*** Ahead of pope visit, Mexico gang violence targets priests | THE DAILY TRIBUNE | KINGDOM OF BAHRAIN

Ahead of pope visit, Mexico gang violence targets priests

When Pope Francis arrives in Mexico on Friday he will land in the most dangerous country for priests in Latin America, with dozens killed in the past decade.

The drug war that has killed tens of thousands of people in the past 10 years has also claimed the lives of at least 36 priests, targeted by criminal organizations, according to the Catholic Multimedia Center.

The latest victim was Father Erasmo Pliego de Jesus, whose burned body was found in November in Puebla, one of the most religious states in the world's second largest Roman Catholic country.

In April, Father Francisco Javier Gutierrez was found dead with a gunshot wound to the head in Guanajuato, another central state.

Alejandro Solalinde, a priest famous for his defense of migrants at a shelter in the southern state of Oaxaca, had to temporarily flee Mexico in 2012 after receiving death threats.

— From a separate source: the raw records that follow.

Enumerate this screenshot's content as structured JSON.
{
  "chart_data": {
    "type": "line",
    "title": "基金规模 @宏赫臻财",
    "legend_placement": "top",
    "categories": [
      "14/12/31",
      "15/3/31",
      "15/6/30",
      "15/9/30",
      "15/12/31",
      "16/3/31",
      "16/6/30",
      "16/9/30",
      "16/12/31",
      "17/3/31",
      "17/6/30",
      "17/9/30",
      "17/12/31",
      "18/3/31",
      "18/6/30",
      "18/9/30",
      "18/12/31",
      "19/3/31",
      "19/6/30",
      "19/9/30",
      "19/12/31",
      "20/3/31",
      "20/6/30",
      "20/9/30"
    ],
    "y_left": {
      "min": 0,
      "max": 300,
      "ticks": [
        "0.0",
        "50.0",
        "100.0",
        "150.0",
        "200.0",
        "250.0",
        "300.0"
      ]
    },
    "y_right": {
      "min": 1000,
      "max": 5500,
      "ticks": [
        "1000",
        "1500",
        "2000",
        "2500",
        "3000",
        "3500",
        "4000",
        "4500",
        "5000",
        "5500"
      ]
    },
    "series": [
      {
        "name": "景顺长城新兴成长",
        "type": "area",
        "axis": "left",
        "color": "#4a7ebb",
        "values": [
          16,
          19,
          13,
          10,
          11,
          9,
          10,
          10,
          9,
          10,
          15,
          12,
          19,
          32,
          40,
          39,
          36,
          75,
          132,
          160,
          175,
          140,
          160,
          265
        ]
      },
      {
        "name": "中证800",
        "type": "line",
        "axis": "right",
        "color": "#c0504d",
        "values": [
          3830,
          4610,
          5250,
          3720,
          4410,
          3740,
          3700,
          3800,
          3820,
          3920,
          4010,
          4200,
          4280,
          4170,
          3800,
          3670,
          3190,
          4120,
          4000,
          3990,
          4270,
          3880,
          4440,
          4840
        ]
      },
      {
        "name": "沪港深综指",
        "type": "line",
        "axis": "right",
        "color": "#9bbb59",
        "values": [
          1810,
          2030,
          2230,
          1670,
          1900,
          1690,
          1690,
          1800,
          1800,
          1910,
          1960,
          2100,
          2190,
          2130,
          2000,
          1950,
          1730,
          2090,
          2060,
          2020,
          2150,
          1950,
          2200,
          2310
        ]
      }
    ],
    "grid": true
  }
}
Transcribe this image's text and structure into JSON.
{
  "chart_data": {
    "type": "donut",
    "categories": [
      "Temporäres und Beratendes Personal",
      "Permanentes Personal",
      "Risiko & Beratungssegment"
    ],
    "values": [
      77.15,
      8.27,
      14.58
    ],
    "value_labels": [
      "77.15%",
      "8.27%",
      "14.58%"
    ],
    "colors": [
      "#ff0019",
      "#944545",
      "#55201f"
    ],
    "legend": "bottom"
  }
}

"We will kill you," said one of the blunt messages that Solalinde received.

"One of them even had a price on my head. They offered five million pesos ($400,000) to have me killed," said the 70-year-old priest.

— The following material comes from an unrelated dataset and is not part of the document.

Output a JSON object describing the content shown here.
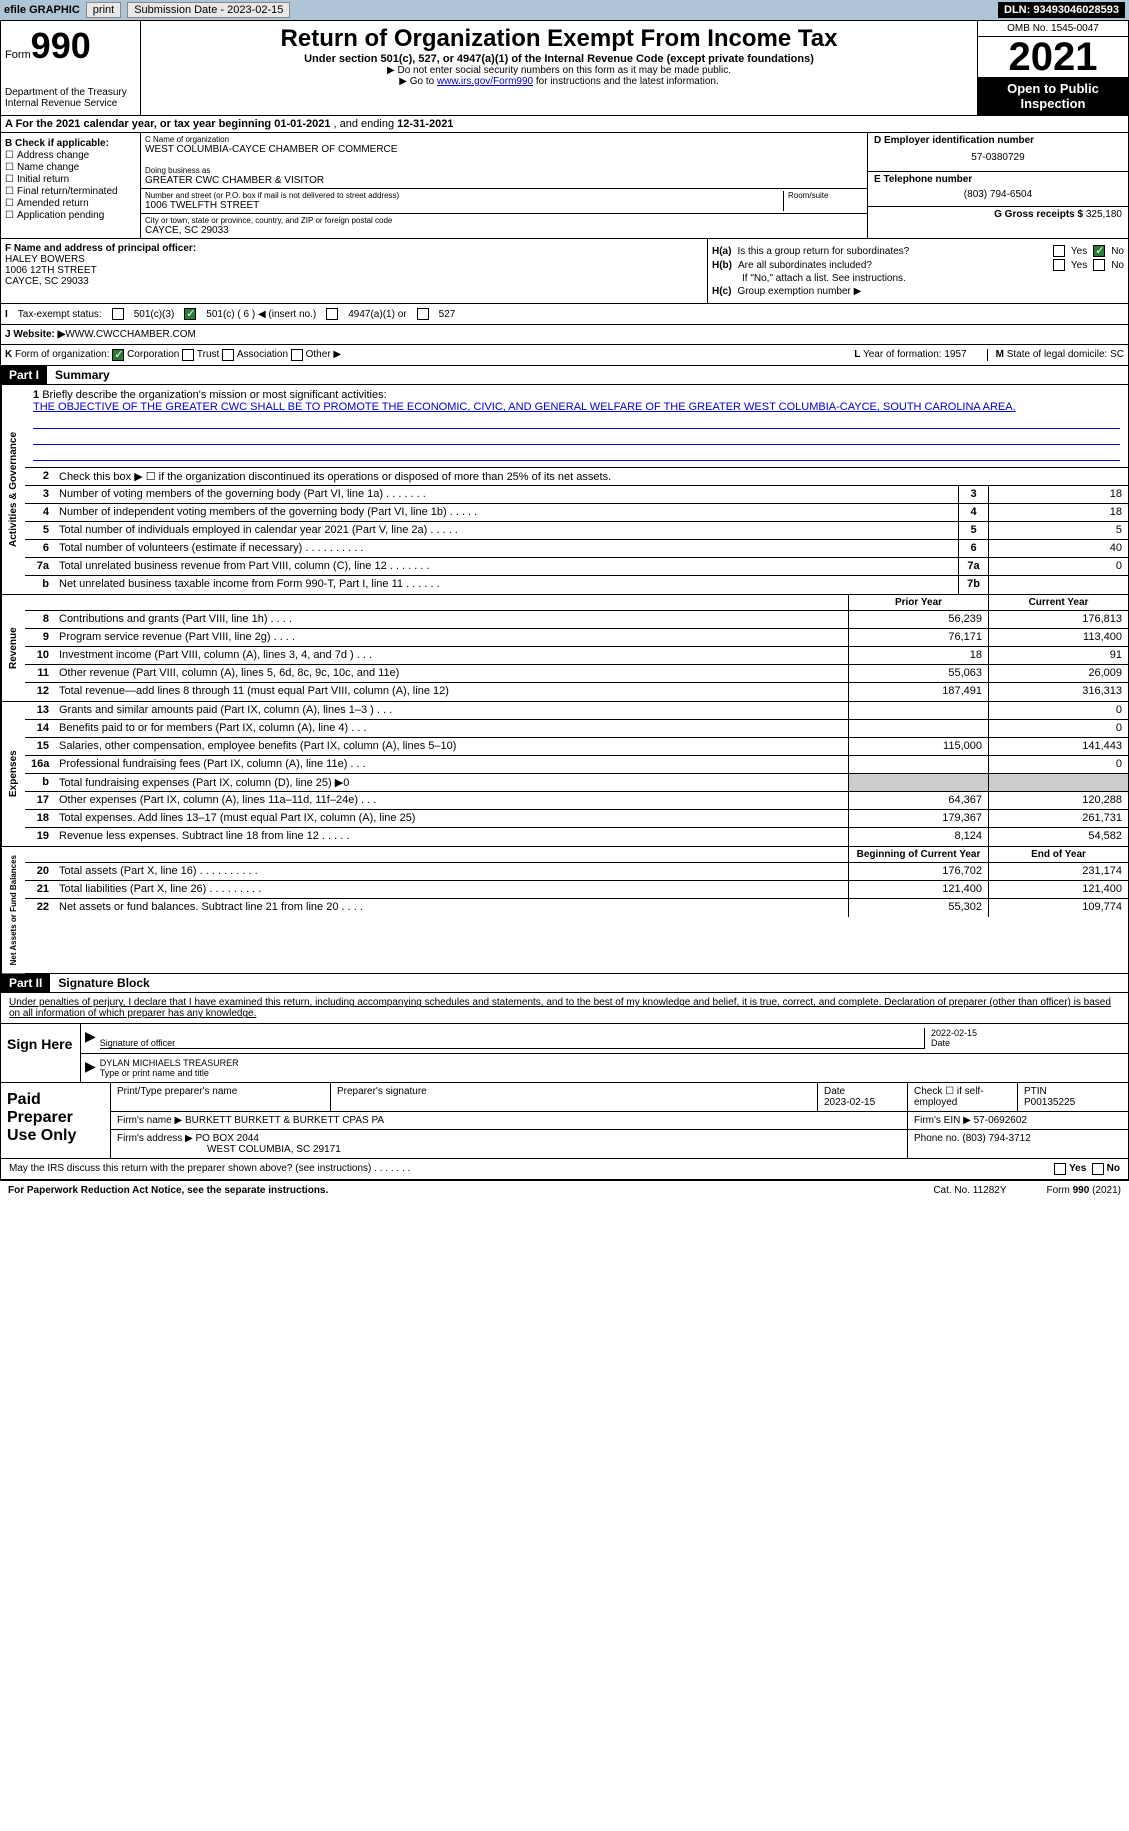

Solalinde is now watched over by four bodyguards day and night while police guard his shelter.

In addition to the 36 priests assassinated since 2005, two more have disappeared, joining the macabre list of 26,000 missing people across the country.

Mexico is "the most dangerous country in Latin America to be a priest," ahead of other notoriously crime-riddled countries like Colombia, Brazil and Venezuela, according to the Catholic Multimedia Center.

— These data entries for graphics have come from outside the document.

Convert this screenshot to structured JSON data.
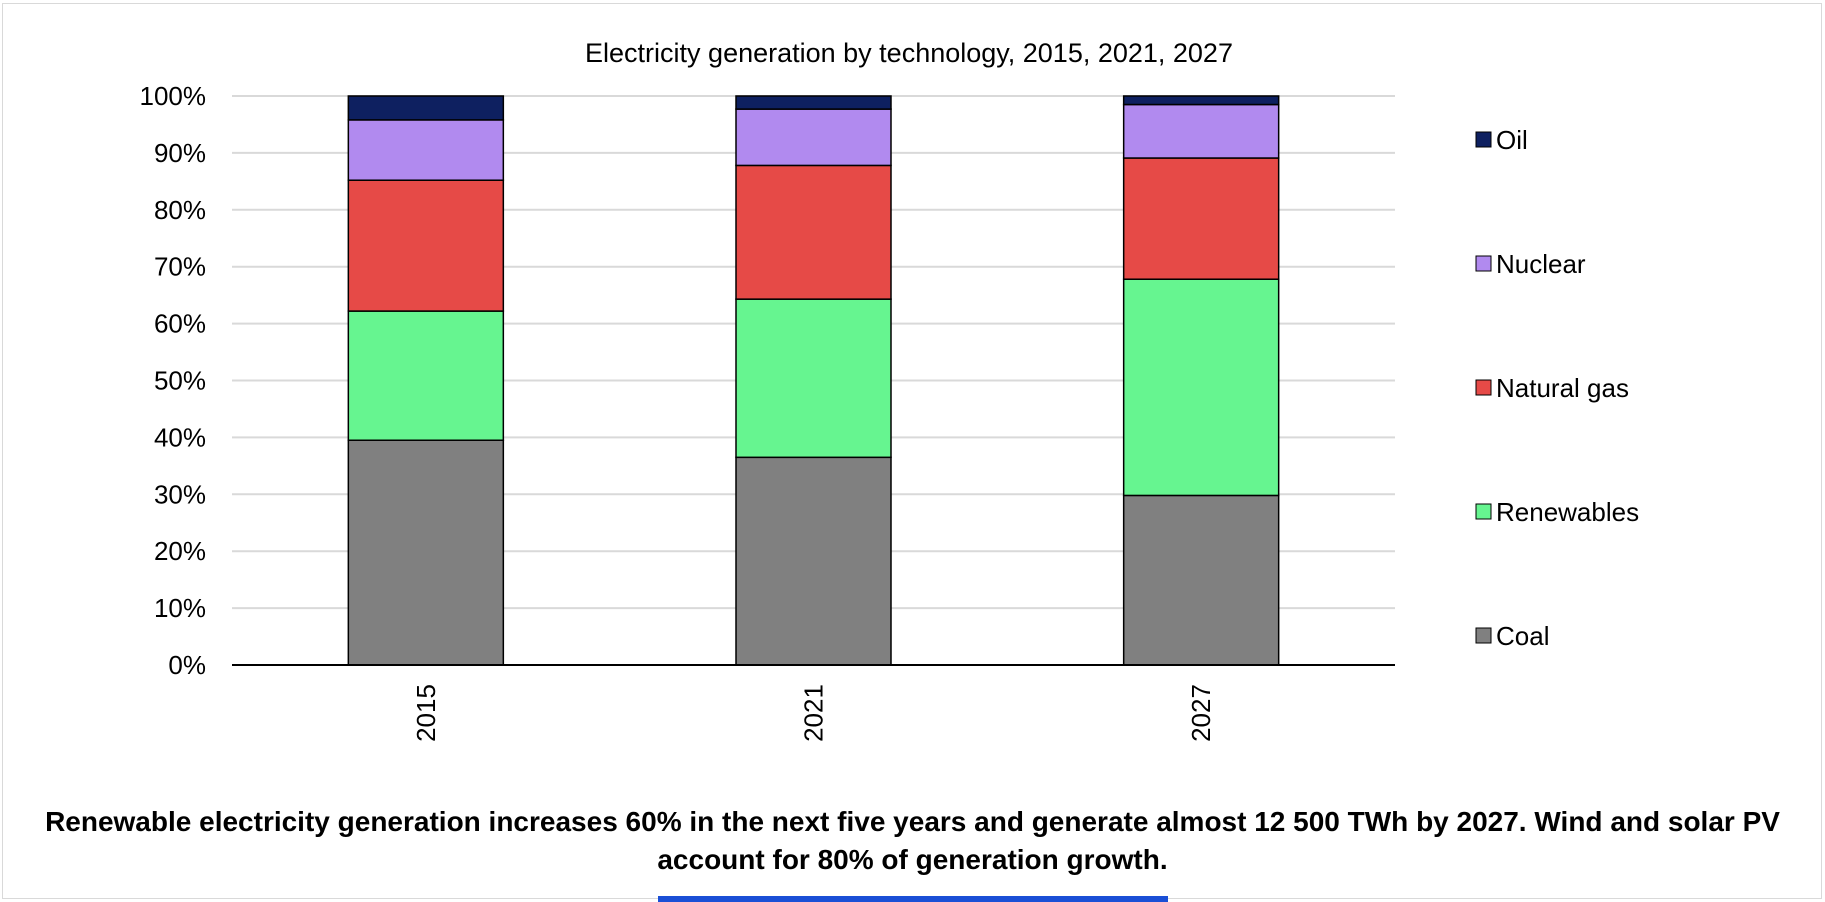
{
  "chart_data": {
    "type": "bar",
    "stacked": true,
    "title": "Electricity generation by technology, 2015, 2021, 2027",
    "categories": [
      "2015",
      "2021",
      "2027"
    ],
    "xlabel": "",
    "ylabel": "",
    "ylim": [
      0,
      100
    ],
    "yticks": [
      "0%",
      "10%",
      "20%",
      "30%",
      "40%",
      "50%",
      "60%",
      "70%",
      "80%",
      "90%",
      "100%"
    ],
    "grid": true,
    "legend_position": "right",
    "series": [
      {
        "name": "Coal",
        "color": "#808080",
        "values": [
          39.5,
          36.5,
          29.8
        ]
      },
      {
        "name": "Renewables",
        "color": "#66f590",
        "values": [
          22.7,
          27.8,
          38.0
        ]
      },
      {
        "name": "Natural gas",
        "color": "#e64a47",
        "values": [
          23.0,
          23.5,
          21.3
        ]
      },
      {
        "name": "Nuclear",
        "color": "#b18aef",
        "values": [
          10.6,
          9.9,
          9.4
        ]
      },
      {
        "name": "Oil",
        "color": "#0e2060",
        "values": [
          4.2,
          2.3,
          1.5
        ]
      }
    ],
    "legend_order": [
      "Oil",
      "Nuclear",
      "Natural gas",
      "Renewables",
      "Coal"
    ]
  },
  "caption": "Renewable electricity generation increases 60% in the next five years and generate almost 12 500 TWh by 2027. Wind and solar PV account for 80% of generation growth.",
  "colors": {
    "accent": "#1a4fd6",
    "gridline": "#d9d9d9",
    "frame": "#d9d9d9"
  }
}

Nelson Arteaga, sociologist at the Latin American Faculty of Social Sciences, said the deaths of dozens of priests since the government declared war against drug cartels in 2006 shows that they have not escaped the violence.

"Priests and nuns are targeted because we have gotten involved more and more in the human rights crisis of this country," Solalinde said.

"We are side-by-side with the victims and that makes us vulnerable to organized crime and its political arm."